Melalui penelusuran historis ini
maka dapat dikatakan bahwa orang Balantak memang pemberani dan pembela
negerinya. Dahulu memang ilmu kekuatan masih kuat dan sangat diperlukan guna
menyelamatkan diri dari bangsa penjajah dan penguasa. Ilmu-ilmu itu tentunya
masih diwariskan hingga kini. Akan tetapi tidak sembarang orang dapat diberikan
ilmu magis tersebut. Sama halnya dengan suku-suku Indian, suku Dayak dan
suku-suku di Papua pun memiliki ilmu-ilmu kekuatan magis. Dalam konteks ini,
tidak semua orang Balantak memiliki baik ilmu hitam maupun ilmu putih karena
hal ini tidak sembarang untuk diajarkan dan tidak sembarang pula diberikan.
Dalam sejarahnya, suku Balantak
adalah pemberani dan pemegang ilmu-ilmu sakti tertinggi di antara suku-suku
yang ada di wilayah Kabupaten Banggai dan Kepulauan Banggai maka hal ini
berimplikasi pada stereotipe pada masyarakat suku Balantak. Stereotipe
positifnya adalah suku Balantak pemberani, tidak mudah untuk ditaklukan, dapat
mengobati sakit penyakit akibat serangan ilmu hitam dll. Sedangkan stereotipe
negatifnya adalah masyarakat suku Balantak memiliki ilmu-ilmu hitam.
Implikasi
dari streotipe ini, pertama ada keyakinan dalam diri suku-suku lain bahwa semua
orang Balantak baik anak kecil hingga anak dewasa pasti dibekali ilmu sakti.
Karena dibekali ilmu-ilmu sakti maka orang Balantak disegani sekaligus juga
selalu dicurigai. Mengapa? Karena bila ada suku lain yang menetap atau tinggal
untuk beberapa hari di salah satu desa di daerah Balantak mengalami sakit,
dipastikan mereka akan menyimpulkan bahwa mereka sakit karena terkena serangan
ilmu jahat dari suku Balantak.
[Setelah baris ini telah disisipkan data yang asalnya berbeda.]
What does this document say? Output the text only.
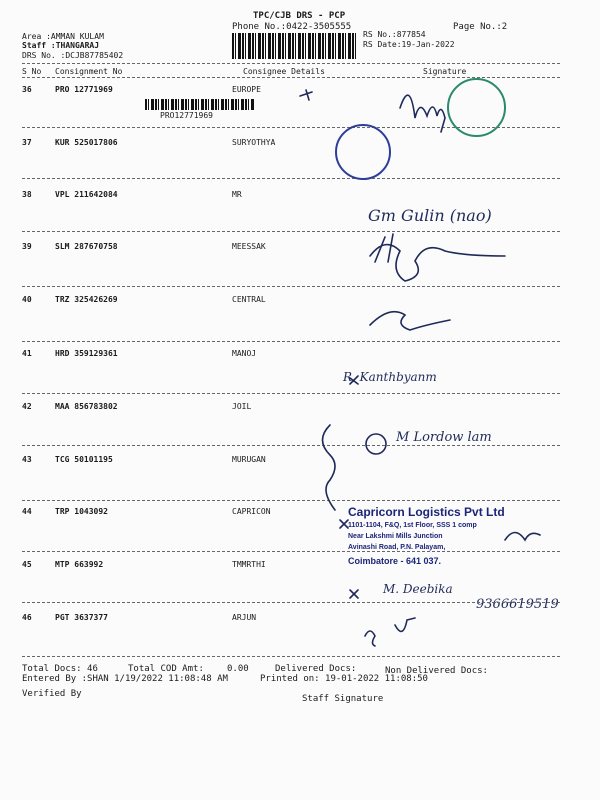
TPC/CJB DRS - PCP
Phone No.:0422-3505555	Page No.:2
Area :AMMAN KULAM
Staff :THANGARAJ
DRS No. :DCJB87785402
RS No.:877854
RS Date:19-Jan-2022
S No Consignment No	Consignee Details	Signature
36	PRO 12771969	EUROPE
PRO12771969
37	KUR 525017806	SURYOTHYA
38	VPL 211642084	MR
Gm Gulin (nao)
39	SLM 287670758	MEESSAK
40	TRZ 325426269	CENTRAL
41	HRD 359129361	MANOJ
R. Kanthbyanm
42	MAA 856783802	JOIL
M Lordow lam
43	TCG 50101195	MURUGAN
44	TRP 1043092	CAPRICON
45	MTP 663992	TMMRTHI
M. Deebika
9366619519
46	PGT 3637377	ARJUN
Capricorn Logistics Pvt Ltd
1101-1104, F&Q, 1st Floor, SSS 1 comp
Near Lakshmi Mills Junction
Avinashi Road, P.N. Palayam,
Coimbatore - 641 037.
Total Docs: 46	Total COD Amt:	0.00	Delivered Docs:	Non Delivered Docs:
Entered By :SHAN 1/19/2022 11:08:48 AM	Printed on: 19-01-2022 11:08:50
Verified By	Staff Signature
Padahal mungkin saja orang tersebut terkena flu
tapi karena sudah terkenal dengan ilmu hitam maka sakit fisik pun
dikait-kaitkan dengan ilmu hitam. Akibatnya pula, semua orang Balantak selalu
dicurigai dimana-mana, terlebih khusus di daerah Kabupaten Banggai dan Banggai
Kepulauan. Contoh lain misalanya; ada seorang cowok suku Balantak berpacaran
dengan suku non Balantak. Masyarakat non Balantak dipastikan akan mengatakan
bahwa gadis tersebut pasti sudah terkena ilmu sakti dari Balantak. Padahal
keduanya saling cinta dan tidak ada ilmu-ilmu yang dipakai. Bahkan ketika orang
Balantak menjadi pemimpin atau sukses, ada kecurigaan bahwa kesuksesan tersebut
diperoleh dengan kekuatan-kekuatan magis. Anggapan-anggapan negatif merupakan
pembunuhan karakter terhadap anak negeri.
Implikasi
yang kedua adalah terhambatnya pembangunan di wilayah suku Balantak. Mengapa
terhambat? Karena orang-orang takut untuk bekerja di wilayah ini. Ada beberapa
teman yang mengaku bahwa mereka takut pergi ke daerah Balantak bahkan ada pula
yang rela untuk tidak mau dimutasi pekerjaannya di wilayah ini. Alasannya
karena takut kena santet. Dalam konteks ini, saya berpikir bahwa terhambatnya
pembangunan dan infrastruktur prasarana dan sarana di wilayah suku Balantak
terjadi mungkin saja disebabkan karena adanya anggapan bahwa adat istiadat
masyarakat setempat masih kuat sehingga membuat para penentu kebijakan di
daerah ini terkesan “takut” untuk membuat terobosan pembangunan di negeri ini.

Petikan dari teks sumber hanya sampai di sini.